The ad was placed by the American Principles Super Pac. Here is another ad the organization is running in south Florida:
Here’s the Sunlight Foundation on the American Principles Super Pac:
It’s one of a number of pop up super PACs that are emerging just before the November election, barraging voters with advertisements before having to reveal any information about financial backers. American Principles will release its first list of donors by Oct. 20. The treasurer for another such super PAC aimed at Florida voters, Treasure Coast Jobs Coalition, declined to comment for this article.
American Principles Super PAC’s spokesman, Eytan Laor, declined to name the group’s donors, but conceded that most are pro-Israel Republicans. He characterized them as “concerned individuals” and “small business corporations.” Spending decisions are made by a small group of people, including Laor, and no one person is in charge, he said.
The group believes in “American exceptionalism,” a foreign policy that distinguishes enemies from allies, conservative monetary and fiscal policies, and limited government intervention in the private sector, according to a press release.

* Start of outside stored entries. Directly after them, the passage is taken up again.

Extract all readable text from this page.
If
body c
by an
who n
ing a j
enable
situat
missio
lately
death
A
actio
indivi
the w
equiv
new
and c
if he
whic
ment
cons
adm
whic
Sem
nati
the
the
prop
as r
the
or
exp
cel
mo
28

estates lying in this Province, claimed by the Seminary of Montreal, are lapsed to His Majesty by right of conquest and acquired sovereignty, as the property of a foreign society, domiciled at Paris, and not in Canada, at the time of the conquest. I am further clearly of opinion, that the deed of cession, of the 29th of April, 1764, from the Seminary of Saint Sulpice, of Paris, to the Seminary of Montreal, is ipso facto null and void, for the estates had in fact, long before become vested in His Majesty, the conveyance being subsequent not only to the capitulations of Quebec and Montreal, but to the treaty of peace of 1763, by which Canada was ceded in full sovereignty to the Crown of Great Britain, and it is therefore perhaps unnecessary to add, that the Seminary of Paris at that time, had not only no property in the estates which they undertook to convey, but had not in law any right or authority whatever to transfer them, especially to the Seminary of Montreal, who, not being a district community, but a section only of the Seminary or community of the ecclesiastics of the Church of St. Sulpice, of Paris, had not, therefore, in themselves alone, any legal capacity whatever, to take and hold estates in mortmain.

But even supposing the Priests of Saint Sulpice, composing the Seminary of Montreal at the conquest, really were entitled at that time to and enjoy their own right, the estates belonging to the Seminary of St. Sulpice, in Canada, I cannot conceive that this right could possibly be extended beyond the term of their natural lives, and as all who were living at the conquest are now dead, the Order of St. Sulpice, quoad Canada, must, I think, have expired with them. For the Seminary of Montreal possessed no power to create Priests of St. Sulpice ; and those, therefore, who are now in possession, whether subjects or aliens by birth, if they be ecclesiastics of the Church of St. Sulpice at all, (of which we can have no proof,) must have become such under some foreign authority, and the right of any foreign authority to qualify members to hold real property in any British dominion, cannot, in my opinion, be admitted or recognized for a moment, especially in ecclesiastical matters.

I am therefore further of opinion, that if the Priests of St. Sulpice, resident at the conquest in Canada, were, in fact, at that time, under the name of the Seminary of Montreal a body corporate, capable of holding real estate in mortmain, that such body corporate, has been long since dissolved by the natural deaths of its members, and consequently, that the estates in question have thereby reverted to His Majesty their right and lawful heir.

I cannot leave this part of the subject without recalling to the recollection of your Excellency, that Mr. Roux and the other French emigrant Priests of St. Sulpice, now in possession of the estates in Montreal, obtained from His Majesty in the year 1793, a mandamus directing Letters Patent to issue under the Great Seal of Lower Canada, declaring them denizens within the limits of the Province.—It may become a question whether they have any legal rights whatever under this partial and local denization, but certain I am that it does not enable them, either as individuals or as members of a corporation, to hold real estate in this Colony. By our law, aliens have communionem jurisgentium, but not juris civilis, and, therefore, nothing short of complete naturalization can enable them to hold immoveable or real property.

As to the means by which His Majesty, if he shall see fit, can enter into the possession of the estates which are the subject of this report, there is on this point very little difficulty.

Laor is also raising money for pro-Israel Republicans in Congress though a traditional PAC—which must abide by contribution limits unlike super PACs. It is also called American Principles PAC and has raised raised close to $200,000 this election cycle, according to the Center for Responsive Politics. Despite the identical names and the fact that both committees share donors and Laor’s labor, he insisted there is a clear distinction between the PAC and super PAC. The super PAC is about opposing Obama and electing select Republicans in 2012 and is not about Israel, Laor maintained. They have “no connection,” he said.